Она опять вздохнула и выключила прибор.
- Ты как Огюст, - сказала она с грустью. - Тот тоже слушает одних американцев. Он без их музыки, их машин, их - чего у них там ещё есть? - он без этого всего жить не может…
Я оглядел комнату и понял, что жизнь у матери по-прежнему проходит в борьбе. Только раньше она боролась со средневековьем отца, с диванами Мишеля, с акульими причудами Артюра, а теперь вот - с оголтелым американизмом своего последнего избранника.
На стене висели вырезанные из журналов Фрэнсис Мэри Бёрк - Мисс Америка сорокового года, и боксер Тони Галенто, меж которыми матери кое-как удалось просунуть репродукцию Модильяни.
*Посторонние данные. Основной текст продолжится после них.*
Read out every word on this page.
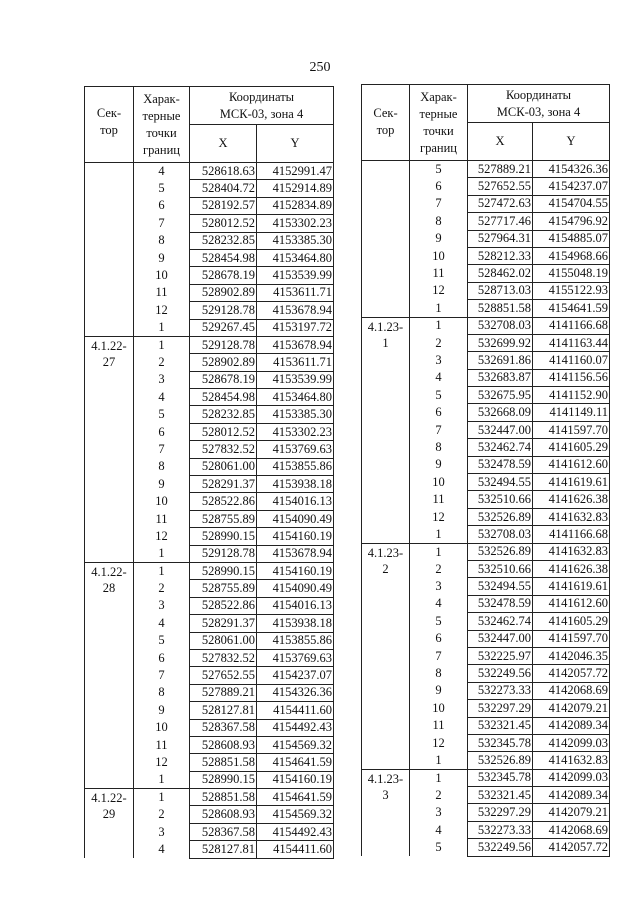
250
Сек-
тор	Харак-
терные
точки
границ	Координаты
МСК-03, зона 4	
		X	Y

	4	528618.63	4152991.47
	5	528404.72	4152914.89
	6	528192.57	4152834.89
	7	528012.52	4153302.23
	8	528232.85	4153385.30
	9	528454.98	4153464.80
	10	528678.19	4153539.99
	11	528902.89	4153611.71
	12	529128.78	4153678.94
	1	529267.45	4153197.72

4.1.22-
27	1	529128.78	4153678.94
	2	528902.89	4153611.71
	3	528678.19	4153539.99
	4	528454.98	4153464.80
	5	528232.85	4153385.30
	6	528012.52	4153302.23
	7	527832.52	4153769.63
	8	528061.00	4153855.86
	9	528291.37	4153938.18
	10	528522.86	4154016.13
	11	528755.89	4154090.49
	12	528990.15	4154160.19
	1	529128.78	4153678.94

4.1.22-
28	1	528990.15	4154160.19
	2	528755.89	4154090.49
	3	528522.86	4154016.13
	4	528291.37	4153938.18
	5	528061.00	4153855.86
	6	527832.52	4153769.63
	7	527652.55	4154237.07
	8	527889.21	4154326.36
	9	528127.81	4154411.60
	10	528367.58	4154492.43
	11	528608.93	4154569.32
	12	528851.58	4154641.59
	1	528990.15	4154160.19

4.1.22-
29	1	528851.58	4154641.59
	2	528608.93	4154569.32
	3	528367.58	4154492.43
	4	528127.81	4154411.60
Сек-
тор	Харак-
терные
точки
границ	Координаты
МСК-03, зона 4	
		X	Y

	5	527889.21	4154326.36
	6	527652.55	4154237.07
	7	527472.63	4154704.55
	8	527717.46	4154796.92
	9	527964.31	4154885.07
	10	528212.33	4154968.66
	11	528462.02	4155048.19
	12	528713.03	4155122.93
	1	528851.58	4154641.59

4.1.23-
1	1	532708.03	4141166.68
	2	532699.92	4141163.44
	3	532691.86	4141160.07
	4	532683.87	4141156.56
	5	532675.95	4141152.90
	6	532668.09	4141149.11
	7	532447.00	4141597.70
	8	532462.74	4141605.29
	9	532478.59	4141612.60
	10	532494.55	4141619.61
	11	532510.66	4141626.38
	12	532526.89	4141632.83
	1	532708.03	4141166.68

4.1.23-
2	1	532526.89	4141632.83
	2	532510.66	4141626.38
	3	532494.55	4141619.61
	4	532478.59	4141612.60
	5	532462.74	4141605.29
	6	532447.00	4141597.70
	7	532225.97	4142046.35
	8	532249.56	4142057.72
	9	532273.33	4142068.69
	10	532297.29	4142079.21
	11	532321.45	4142089.34
	12	532345.78	4142099.03
	1	532526.89	4141632.83

4.1.23-
3	1	532345.78	4142099.03
	2	532321.45	4142089.34
	3	532297.29	4142079.21
	4	532273.33	4142068.69
	5	532249.56	4142057.72
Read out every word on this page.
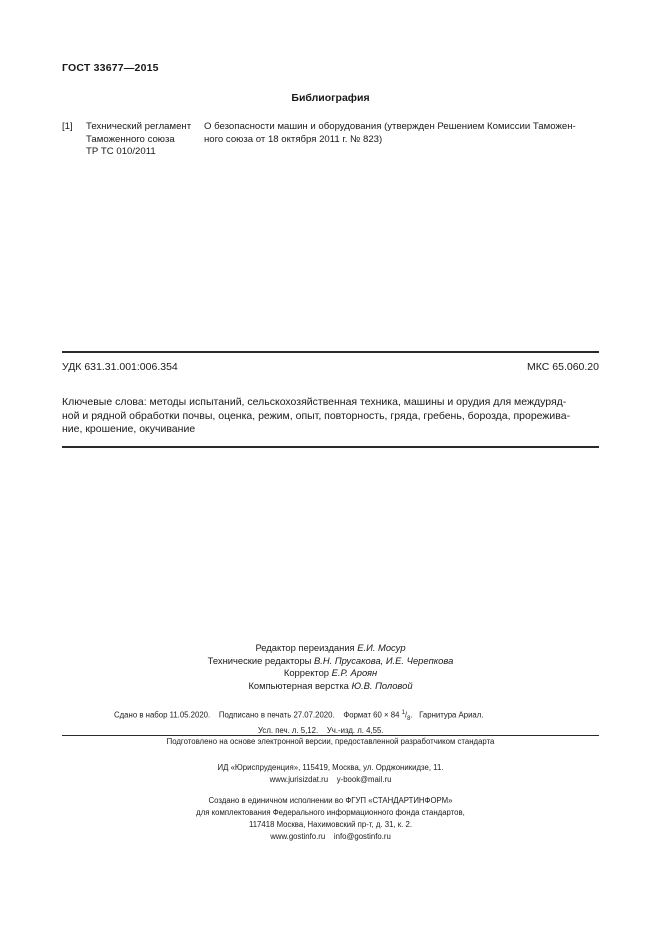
ГОСТ 33677—2015
Библиография
[1] Технический регламент
Таможенного союза
ТР ТС 010/2011
О безопасности машин и оборудования (утвержден Решением Комиссии Таможен-
ного союза от 18 октября 2011 г. № 823)
УДК 631.31.001:006.354	МКС 65.060.20
Ключевые слова: методы испытаний, сельскохозяйственная техника, машины и орудия для междуряд-
ной и рядной обработки почвы, оценка, режим, опыт, повторность, гряда, гребень, борозда, прорежива-
ние, крошение, окучивание
Редактор переиздания Е.И. Мосур
Технические редакторы В.Н. Прусакова, И.Е. Черепкова
Корректор Е.Р. Ароян
Компьютерная верстка Ю.В. Половой
Сдано в набор 11.05.2020. Подписано в печать 27.07.2020. Формат 60 × 84 $^1/_8$.   Гарнитура Ариал.
Усл. печ. л. 5,12. Уч.-изд. л. 4,55.
Подготовлено на основе электронной версии, предоставленной разработчиком стандарта
ИД «Юриспруденция», 115419, Москва, ул. Орджоникидзе, 11.
www.jurisizdat.ru    y-book@mail.ru
Создано в единичном исполнении во ФГУП «СТАНДАРТИНФОРМ»
для комплектования Федерального информационного фонда стандартов,
117418 Москва, Нахимовский пр-т, д. 31, к. 2.
www.gostinfo.ru    info@gostinfo.ru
Из под кровати высовывался чемодан «Эмили Эрхарт», холодильник у них был - трехзональный «Вестингхаус», на окнах - система «Клоупэй», а заглянув в ванную, я обнаружил, что зубы они чистят не порошком, а патентованной пастой «Листрин» («на целых ¼ фунта больше пасты в двойном тюбике - и всего за 40 центов!»). На журнальном столике лежала пачку сигарет «Спад», рядом - жестянка с жевательной резинкой «Дэнтайн».
Мать, внимательно следившая за тем, как я перемещаюсь по их квартире, мрачно добавила ко всем моим открытиям, что ботинки у Огюста - исключительно «Уэзер-Бёрд», а гуталин, которым он их мажет - «Шинола-Шайн».
Короче, вот что мне удалось узнать от матери об Огюсте, пока мы его ждали.
...До войны он плавал стюардом на «Нормандии». Точнее - чем-то вроде стюарда, потому что матери удалось из него вытянуть, что на «Нормандии» Огюст обслуживал не пассажиров, а почему-то воробьёв, которые летали в специальном саду на одной из палуб. Это были жирные французские воробьи. Огюст в своих рассказах обязательно делал упор на то, что они были «жирные», и на то, что они были «французские», как будто степень жирности составляет основное достоинство нации, во всяком случае, как его понимают сами воробьи.
В общем, он кормил воробьёв на пароходе, что в дальнейшем позволяло ему называть себя морским волком.
После того, как в тридцать девятом американцы задержали у себя все наши корабли, он ещё какое-то время околачивался в Нью-Йорке. Вся команда ни черта не делала, пассажиров на «Нормандии», естественно, не было и всем, кроме Огюста такое положение дел очень нравилось.
Огюст возмутился. Дело в том, что во время рейсов все настоящие стюарды получали неплохие чаевые, которые теперь позволяли им вести довольно безбедную жизнь на американской земле. Кроме того, они могли потихоньку приторговывать столовым серебром.
Огюст же, мало того, что и в рейсах ничего от своих воробьёв не получал, так и теперь был вынужден по-прежнему их кормить. На черный же рынок он мог снести только просо, которого в Штатах и так было завались.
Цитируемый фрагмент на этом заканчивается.